Бригадир громко чихнул и покачал головой, стряхивая остатки сна.

— Да где им быть? В новой школе, в кладовке, само собой.

— Девчонки! За мной!..

Девочки исчезли, за ними и бригадир. Нина присела на чей-то чемодан, зябко ёжась, — отсыревшее, давно не топленное помещение после душной кабины казалось особенно холодным.

Через час старая школа приобрела жилой вид. Из одного класса выволокли верстаки — здесь теперь помещалась школьная столярная мастерская, — вдоль двух стен уложили матрацы. В печке уютно гудело пламя, красные блики бестолково метались по полу.

Бригадир, после того как окончательно проснулся, быстро организовал ужин, примитивный, но обильный. Узнав, кто «старшой», и заметно удивившись, что им оказалась не Оля, таинственно поманил Нину пальцем на улицу.

— Как насчёт того? — шепнул он, заговорщицки подмигивая.

— Вы что! — отшатнулась Нина.

— По стаканчику оно бы не вредно с дороги. Пивко ведь, не белое, само собой.

— Всё равно. Они ученицы.

Бригадир, недоумевая, ушёл, пожелав спокойной ночи. Нина постояла, улыбаясь, в тёмном коридоре. Забавный разговор.

Рассказать им? А будет ли правильно? Неизбежная в этом случае фамильярность вряд ли уместна для педагога, особенно в первый же день знакомства. Ещё подумают — заискивает.

Нет, не стоит!

Она вернулась к девочкам…

Ели сало с хлебом, заедали кислой капустой. Вместо чая была холодная как лёд колодезная вода — не нашли, в чём вскипятить.

— Теперь спать! — Нина посмотрела на ряды матрацев. — Где моё место, девочки?

— Рядом, в соседней комнате, — сказала Оля.

— Почему не здесь, не с вами?

— Не знаю… Мы думали… В прошлом году Вера Ардальоновна сама туда попросилась.

Сказать, чтобы переставили?.. Они устали.

— Вам же лучше будет — у них там учительская прежде была, — с чуть заметной ехидцей стала уговаривать остроглазая Ася. — И кроватку мы для вас тоже подходящую раздобыли.

— Шик-модерн! — рассмеялись девочки.

Подумают ещё, новая учительница из капризных… Ладно, пусть так!

Пошли все вместе смотреть «шик-модерн». Действительно, такой кровати Нине никогда ещё не приходилось видеть. По длине на ней свободно могли уместиться двое. Но зато она была узкой, как половица.

— Прокрустово ложе! — покачала головой Нина.

Оля спросила:

— А почему так говорят, Нина Павловна?

— Это из древнегреческих мифов.

Нина обрадовалась: вопрос давал наконец возможность проявить своё превосходство хоть с какой-нибудь стороны. До сих пор у неё такой возможности не было; наоборот, беспомощная и как-то растерявшаяся в незнакомой обстановке, она целиком зависела от девочек.
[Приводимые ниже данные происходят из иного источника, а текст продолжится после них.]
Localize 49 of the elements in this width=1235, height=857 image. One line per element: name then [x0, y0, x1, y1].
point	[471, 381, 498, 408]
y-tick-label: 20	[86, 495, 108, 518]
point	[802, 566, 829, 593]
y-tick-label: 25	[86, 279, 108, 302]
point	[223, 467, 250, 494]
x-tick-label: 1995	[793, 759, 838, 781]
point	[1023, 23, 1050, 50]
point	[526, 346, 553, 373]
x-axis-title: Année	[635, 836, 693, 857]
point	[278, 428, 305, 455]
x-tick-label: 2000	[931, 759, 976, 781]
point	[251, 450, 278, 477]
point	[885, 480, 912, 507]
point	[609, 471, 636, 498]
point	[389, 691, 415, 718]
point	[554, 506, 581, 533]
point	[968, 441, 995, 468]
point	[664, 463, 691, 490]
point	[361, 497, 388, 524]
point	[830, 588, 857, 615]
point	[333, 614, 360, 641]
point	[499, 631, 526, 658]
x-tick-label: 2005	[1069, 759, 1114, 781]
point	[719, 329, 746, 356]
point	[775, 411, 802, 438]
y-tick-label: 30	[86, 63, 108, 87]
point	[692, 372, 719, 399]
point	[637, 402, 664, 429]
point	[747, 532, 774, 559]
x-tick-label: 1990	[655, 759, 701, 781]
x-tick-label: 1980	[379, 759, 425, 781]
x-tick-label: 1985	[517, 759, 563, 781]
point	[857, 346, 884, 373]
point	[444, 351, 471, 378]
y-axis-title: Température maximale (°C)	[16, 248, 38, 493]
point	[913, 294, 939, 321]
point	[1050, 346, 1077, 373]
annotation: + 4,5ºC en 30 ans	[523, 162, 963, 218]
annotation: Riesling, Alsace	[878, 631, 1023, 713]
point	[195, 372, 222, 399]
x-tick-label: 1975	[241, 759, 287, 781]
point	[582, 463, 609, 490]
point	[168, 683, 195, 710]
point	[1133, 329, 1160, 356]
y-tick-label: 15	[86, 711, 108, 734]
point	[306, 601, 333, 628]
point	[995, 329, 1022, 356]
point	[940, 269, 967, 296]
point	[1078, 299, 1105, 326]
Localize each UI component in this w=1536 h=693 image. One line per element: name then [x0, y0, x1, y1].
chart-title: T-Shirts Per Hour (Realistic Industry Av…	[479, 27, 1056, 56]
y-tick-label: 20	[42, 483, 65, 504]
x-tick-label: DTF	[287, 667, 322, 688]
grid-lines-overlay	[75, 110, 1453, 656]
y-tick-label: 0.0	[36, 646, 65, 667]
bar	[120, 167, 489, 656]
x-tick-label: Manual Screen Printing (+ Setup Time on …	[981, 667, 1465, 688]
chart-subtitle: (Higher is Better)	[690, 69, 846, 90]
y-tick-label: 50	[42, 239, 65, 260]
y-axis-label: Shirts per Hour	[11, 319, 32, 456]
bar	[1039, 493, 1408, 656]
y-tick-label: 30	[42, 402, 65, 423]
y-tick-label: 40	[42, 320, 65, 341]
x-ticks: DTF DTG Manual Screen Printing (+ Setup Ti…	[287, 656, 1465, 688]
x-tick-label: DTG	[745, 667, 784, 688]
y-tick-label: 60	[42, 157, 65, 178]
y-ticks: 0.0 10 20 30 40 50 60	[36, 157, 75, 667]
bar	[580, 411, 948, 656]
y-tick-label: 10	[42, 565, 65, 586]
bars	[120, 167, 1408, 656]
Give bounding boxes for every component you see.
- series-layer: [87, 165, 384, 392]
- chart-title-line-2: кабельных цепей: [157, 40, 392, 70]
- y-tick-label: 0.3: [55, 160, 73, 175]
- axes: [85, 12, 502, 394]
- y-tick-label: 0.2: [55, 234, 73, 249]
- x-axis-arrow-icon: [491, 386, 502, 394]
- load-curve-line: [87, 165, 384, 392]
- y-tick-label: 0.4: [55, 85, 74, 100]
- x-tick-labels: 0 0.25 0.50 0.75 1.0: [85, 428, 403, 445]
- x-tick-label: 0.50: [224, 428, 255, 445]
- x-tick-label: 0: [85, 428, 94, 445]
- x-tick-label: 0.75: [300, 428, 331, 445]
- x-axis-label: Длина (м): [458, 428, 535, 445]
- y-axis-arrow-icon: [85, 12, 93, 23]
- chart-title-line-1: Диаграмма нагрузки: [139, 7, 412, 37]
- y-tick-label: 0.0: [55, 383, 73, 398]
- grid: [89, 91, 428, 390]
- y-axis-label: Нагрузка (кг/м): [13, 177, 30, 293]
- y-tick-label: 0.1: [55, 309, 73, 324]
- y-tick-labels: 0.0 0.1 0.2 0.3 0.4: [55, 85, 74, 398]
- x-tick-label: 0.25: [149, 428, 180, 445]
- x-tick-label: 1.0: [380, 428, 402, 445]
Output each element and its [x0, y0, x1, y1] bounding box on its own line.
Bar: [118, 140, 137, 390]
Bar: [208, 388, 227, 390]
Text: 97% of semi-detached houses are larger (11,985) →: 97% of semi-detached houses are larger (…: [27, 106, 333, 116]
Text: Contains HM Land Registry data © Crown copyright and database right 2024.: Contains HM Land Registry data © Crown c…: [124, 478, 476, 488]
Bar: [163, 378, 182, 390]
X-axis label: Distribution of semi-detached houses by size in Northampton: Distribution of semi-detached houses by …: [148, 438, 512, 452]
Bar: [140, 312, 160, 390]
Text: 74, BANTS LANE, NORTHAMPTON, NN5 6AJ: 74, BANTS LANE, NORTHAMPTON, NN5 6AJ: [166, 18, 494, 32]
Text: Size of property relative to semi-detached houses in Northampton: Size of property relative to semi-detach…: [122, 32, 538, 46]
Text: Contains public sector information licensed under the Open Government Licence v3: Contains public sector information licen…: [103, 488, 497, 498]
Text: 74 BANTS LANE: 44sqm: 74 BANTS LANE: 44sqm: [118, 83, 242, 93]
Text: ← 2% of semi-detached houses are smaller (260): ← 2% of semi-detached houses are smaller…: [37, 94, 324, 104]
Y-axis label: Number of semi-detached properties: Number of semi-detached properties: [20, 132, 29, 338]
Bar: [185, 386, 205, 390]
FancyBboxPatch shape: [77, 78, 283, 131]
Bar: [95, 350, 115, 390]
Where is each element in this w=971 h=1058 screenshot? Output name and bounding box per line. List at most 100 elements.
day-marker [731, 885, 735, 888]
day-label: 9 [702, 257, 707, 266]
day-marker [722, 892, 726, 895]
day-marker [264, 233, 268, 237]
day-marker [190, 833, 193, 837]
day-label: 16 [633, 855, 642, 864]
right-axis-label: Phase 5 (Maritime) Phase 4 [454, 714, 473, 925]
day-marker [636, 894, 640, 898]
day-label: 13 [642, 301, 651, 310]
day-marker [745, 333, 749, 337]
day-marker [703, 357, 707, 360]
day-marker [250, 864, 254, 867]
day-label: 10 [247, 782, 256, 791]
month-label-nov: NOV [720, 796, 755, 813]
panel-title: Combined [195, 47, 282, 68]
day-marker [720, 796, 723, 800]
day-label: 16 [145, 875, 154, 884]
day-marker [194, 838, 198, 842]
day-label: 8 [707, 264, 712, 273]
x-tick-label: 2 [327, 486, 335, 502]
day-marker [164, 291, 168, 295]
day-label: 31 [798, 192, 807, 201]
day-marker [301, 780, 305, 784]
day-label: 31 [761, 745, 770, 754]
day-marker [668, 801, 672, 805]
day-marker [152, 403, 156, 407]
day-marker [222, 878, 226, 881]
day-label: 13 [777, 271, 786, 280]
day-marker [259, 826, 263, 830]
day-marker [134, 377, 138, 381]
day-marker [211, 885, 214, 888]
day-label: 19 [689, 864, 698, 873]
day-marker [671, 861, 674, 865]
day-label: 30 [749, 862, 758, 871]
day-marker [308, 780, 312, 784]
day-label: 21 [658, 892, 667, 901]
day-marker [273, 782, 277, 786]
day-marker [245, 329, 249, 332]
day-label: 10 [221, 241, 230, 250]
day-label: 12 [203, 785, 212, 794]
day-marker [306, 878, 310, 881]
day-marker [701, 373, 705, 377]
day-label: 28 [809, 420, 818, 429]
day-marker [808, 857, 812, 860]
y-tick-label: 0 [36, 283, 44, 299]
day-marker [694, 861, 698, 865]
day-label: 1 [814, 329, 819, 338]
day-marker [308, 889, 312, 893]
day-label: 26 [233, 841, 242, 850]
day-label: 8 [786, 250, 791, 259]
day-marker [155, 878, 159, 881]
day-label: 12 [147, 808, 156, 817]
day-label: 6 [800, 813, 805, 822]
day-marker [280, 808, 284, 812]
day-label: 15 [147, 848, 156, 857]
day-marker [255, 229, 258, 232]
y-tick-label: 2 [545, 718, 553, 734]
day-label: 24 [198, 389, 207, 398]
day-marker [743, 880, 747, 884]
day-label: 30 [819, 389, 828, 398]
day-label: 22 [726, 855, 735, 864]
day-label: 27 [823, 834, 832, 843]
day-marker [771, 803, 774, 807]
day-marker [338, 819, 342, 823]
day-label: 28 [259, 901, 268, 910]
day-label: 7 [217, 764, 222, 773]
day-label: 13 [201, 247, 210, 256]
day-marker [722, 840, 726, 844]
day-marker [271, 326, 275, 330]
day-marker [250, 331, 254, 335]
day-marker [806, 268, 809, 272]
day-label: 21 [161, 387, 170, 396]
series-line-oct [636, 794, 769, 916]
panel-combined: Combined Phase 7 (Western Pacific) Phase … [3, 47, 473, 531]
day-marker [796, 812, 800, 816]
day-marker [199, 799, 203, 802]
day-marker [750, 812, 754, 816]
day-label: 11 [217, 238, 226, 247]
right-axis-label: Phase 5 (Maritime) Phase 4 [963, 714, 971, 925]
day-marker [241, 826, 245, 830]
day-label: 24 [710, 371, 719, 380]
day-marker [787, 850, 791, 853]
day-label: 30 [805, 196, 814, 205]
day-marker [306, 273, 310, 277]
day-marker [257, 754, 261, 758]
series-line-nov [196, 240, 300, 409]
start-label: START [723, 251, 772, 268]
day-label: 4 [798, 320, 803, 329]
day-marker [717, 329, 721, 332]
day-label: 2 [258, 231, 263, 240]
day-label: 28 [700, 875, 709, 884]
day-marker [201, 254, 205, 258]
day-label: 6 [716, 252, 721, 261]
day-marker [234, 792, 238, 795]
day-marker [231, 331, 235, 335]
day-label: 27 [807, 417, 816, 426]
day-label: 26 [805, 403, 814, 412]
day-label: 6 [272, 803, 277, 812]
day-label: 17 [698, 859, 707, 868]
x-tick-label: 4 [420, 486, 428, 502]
— «Прокруст» — по-гречески означает «растягивающий». Был такой разбойник Полипемон. Он укладывал свои жертвы на кровать. Вроде этой. Кому она была мала — того укорачивал. Кому велика — растягивал.

— Ну, от вас бы одна ниточка осталась! — Рослая Ася оглядела её с головы до ног.

Это было чуть-чуть дерзко по отношению к преподавателю, и Нина посмотрела на Асю строго; впрочем, та вряд ли заметила в темноте.

Лёжа на своей неудобной постели и ворочаясь беспокойно с боку на бок, Нина пришла к выводу, что всё-таки не следовало уходить от девочек в другую комнату, так же как и садиться в шофёрскую кабину. Ведь она могла и не ехать с группой на практику, сама предложила директору, и то только для того, чтобы ближе познакомиться со старшеклассницами, сдружиться с ними. А много ли так узнаешь?

Через тонкую стенку явственно доносились голоса. Там не спали, переговаривались. Мечтают девочки, делятся сокровенным.

Нина прислушалась. Шёл спор о заработках доярок.

Сразу стало досадно. Она повернулась на другой бок, подложила кисти рук под голову.

А всё-таки странно. Очень странно! Ленинград — и какая-то Гусиная Ляга, даже без электричества. И она, уже не Нина, а Нина Павловна, на этой разбойничьей кровати…

Странно… Просто не верится!

Утром пошли на ферму. Девочки наперебой рассказывали про достопримечательности деревни.

— Вон в поле, за комбайном, колок… ну, рощица… Видите? Прошлой зимой там тракторист замёрз.

— Как — замёрз? — ужаснулась Нина.

— Обыкновенно! Заблудился в буран и замёрз… А вот тёти Маруси дом, со скворечником. Мы у неё кормиться будем.

— Не в столовой разве?

— Какая здесь столовая!

Фермы стояли на самой окраине, с наполовину ободранными соломенными крышами. Дальше шла степь — чёрная, пустая, пугающая. Коровы, тощие, с выпирающими боками, тщетно пытались достать губами малюсенькие зелёные стрелки, затерявшиеся среди густой путаницы прилизанных талыми ручьями прошлогодних стеблей.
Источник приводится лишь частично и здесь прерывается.